Le renforcement des alliances régionales fait également partie des efforts de la Pologne en matière de sécurité. L’Initiative des trois mers, les Neuf de Bucarest et la coopération au sein du groupe de Visegràd peuvent contribuer à accroître le rôle de l’Europe centrale et orientale dans la politique internationale.
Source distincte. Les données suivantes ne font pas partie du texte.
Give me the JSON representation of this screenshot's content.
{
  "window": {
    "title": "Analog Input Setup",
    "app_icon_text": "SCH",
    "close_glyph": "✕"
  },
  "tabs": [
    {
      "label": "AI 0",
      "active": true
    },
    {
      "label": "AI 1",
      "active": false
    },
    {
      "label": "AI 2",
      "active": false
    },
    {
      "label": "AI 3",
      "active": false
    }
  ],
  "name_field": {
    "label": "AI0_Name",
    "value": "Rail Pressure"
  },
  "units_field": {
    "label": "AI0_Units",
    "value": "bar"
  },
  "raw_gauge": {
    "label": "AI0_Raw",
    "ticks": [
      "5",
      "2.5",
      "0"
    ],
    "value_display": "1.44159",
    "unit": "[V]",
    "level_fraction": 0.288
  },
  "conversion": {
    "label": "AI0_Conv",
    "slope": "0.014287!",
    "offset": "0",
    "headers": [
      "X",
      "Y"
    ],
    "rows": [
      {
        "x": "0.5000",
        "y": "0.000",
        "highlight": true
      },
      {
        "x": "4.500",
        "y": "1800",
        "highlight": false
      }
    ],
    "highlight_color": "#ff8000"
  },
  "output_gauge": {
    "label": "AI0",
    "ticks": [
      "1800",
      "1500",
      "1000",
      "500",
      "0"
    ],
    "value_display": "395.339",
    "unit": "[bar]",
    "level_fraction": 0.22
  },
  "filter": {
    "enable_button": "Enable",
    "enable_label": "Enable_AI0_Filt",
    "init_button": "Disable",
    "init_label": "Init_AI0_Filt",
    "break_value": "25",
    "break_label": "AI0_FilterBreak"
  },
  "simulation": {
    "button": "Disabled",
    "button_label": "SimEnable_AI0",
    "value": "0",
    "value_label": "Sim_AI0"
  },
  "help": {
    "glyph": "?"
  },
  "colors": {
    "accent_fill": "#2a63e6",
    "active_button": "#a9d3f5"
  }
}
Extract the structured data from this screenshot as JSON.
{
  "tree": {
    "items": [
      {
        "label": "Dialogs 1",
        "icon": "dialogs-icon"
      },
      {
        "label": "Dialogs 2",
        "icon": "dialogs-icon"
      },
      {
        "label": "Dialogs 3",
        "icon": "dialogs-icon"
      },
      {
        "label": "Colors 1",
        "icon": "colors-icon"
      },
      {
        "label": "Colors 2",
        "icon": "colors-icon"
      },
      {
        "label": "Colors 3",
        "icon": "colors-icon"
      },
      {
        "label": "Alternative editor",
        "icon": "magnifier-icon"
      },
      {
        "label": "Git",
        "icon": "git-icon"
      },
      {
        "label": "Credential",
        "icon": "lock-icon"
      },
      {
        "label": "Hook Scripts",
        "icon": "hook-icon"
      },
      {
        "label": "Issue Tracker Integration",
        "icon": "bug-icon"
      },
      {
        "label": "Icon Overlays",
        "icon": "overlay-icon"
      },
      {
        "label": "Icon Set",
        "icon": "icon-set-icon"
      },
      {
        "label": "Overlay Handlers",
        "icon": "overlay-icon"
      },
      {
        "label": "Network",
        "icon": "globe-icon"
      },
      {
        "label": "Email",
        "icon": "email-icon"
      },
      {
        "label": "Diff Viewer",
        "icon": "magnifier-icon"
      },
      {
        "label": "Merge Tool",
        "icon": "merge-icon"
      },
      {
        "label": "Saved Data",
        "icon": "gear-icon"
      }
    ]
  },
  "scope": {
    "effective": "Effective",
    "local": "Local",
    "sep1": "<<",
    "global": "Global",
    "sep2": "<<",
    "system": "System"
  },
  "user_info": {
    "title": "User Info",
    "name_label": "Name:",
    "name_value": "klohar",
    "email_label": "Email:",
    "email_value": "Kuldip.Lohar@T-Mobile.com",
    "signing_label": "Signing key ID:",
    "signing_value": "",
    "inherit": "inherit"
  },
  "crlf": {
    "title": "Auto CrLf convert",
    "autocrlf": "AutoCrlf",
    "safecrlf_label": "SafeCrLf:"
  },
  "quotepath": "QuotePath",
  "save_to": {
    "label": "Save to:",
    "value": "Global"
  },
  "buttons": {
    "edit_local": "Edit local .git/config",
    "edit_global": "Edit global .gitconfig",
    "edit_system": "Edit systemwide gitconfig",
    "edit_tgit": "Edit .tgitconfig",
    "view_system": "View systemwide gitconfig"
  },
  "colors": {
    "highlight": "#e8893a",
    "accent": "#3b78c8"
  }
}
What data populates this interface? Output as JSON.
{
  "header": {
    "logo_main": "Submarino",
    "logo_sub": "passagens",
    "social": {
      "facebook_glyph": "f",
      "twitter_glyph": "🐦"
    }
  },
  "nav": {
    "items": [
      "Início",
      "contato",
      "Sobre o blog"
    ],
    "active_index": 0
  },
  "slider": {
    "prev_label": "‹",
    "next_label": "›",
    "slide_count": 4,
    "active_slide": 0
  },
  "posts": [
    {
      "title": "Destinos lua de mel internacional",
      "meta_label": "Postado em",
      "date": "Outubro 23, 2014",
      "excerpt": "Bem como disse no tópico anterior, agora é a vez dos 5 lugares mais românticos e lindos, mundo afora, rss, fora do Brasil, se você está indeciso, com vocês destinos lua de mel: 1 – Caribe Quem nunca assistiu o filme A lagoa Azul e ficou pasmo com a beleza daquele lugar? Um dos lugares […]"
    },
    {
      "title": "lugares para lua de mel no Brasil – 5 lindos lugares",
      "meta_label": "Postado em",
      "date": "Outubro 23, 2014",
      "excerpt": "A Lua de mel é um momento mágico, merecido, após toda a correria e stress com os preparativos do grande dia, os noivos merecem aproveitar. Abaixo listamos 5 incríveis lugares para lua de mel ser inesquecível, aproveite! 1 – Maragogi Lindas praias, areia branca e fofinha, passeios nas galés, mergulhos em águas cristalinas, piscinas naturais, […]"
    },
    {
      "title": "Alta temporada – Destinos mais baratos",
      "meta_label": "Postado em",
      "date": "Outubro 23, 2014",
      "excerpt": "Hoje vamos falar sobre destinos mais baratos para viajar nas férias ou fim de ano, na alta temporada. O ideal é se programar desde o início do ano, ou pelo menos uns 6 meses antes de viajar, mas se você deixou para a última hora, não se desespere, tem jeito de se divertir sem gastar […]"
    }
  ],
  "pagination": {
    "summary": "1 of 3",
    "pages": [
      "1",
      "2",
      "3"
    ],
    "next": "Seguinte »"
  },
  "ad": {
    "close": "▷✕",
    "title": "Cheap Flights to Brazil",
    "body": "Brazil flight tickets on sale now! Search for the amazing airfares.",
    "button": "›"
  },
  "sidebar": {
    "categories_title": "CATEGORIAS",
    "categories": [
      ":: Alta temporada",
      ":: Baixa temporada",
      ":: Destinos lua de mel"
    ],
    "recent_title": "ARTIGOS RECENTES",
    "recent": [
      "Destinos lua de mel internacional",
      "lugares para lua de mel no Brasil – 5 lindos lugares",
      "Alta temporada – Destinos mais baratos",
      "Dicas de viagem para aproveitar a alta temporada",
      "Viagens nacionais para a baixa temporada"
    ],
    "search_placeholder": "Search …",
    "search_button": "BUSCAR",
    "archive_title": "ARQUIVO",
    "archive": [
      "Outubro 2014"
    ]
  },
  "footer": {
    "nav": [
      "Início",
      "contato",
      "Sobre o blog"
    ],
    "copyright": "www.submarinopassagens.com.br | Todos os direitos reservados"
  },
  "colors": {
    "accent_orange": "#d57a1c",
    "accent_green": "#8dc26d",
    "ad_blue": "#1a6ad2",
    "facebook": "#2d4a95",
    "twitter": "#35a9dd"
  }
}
La Pologne, en tant que leader régional, travaille au renforcement de ces structures tout en soutenant l’Ukraine dans ses aspirations à l’adhésion à l’OTAN et à l’UE.
Se référant à la déclaration de Zbigniew Brzeziński d’il y a vingt-trois ans : « Le dilemme fondamental auquel la Pologne est confrontée tient à la persistance des anciennes menaces historiques, qui, bien qu’en recul, continuent de peser sur sa sécurité. Pourtant, ce sont désormais les nouvelles dynamiques de la sécurité mondiale qui s’imposent comme déterminantes pour la Pologne. Malgré tout, ces menaces historiques demeurent douloureusement dans nos mémoires. Au cours des trois-cents dernières années, la Pologne n’a connu que trente années sans la présence de forces armées étrangères (non hostiles) sur son territoire79 », le diagnostic reste valable et « douloureux ». La modernisation des forces armées, y compris l’augmentation des dépenses de défense, l’investissement dans les technologies militaires modernes, la cyberdéfense et le développement des forces de défense territoriale, les exercices militaires, l’entraînement intensif des réservistes, l’examen du retrait de la Pologne de la Convention d’Ottawa80, indiquent un retour à une pensée axée sur la défense à grande échelle de l’État et le renforcement de la dissuasion. La devise de l’armée polonaise, « Dieu, Honneur, Patrie », prend un nouveau sens dans ces circonstances. Il ne s’agit pas seulement d’un mot d’ordre historique, mais plutôt d’un véritable fondement pour la mobilisation de la société et pour la reconstruction de l’esprit défensif de l’État. En période de menaces croissantes, la force d’un État repose sur une identité nationale affirmée, un sens aigu de la responsabilité civique et une volonté ferme de défendre sa souveraineté. Comme le disait le maréchal Józef Piłsudski : « Pour défendre les frontières de l’État, une société doit avant tout fournir ce que l’on appelle, dans le langage de la guerre, le moral81. Une nation qui n’a pas un moral suffisamment fort, a dans toute guerre de grandes chances de perdre d’avance ». La sécurité de la Pologne au XXIe siècle dépend d’une combinaison habile de la coopération avec ses alliés et du développement de son propre potentiel de défense. La stabilité régionale, le soutien à l’Ukraine, la modernisation des forces armées et le renforcement de la coopération internationale sont les piliers de la future politique de sécurité polonaise. La Pologne doit trouver sa place dans un nouveau monde multipolaire, où le principe Si vis pacem, para bellum (Si tu veux la paix, prépare la guerre) reste plus que jamais d’actualité.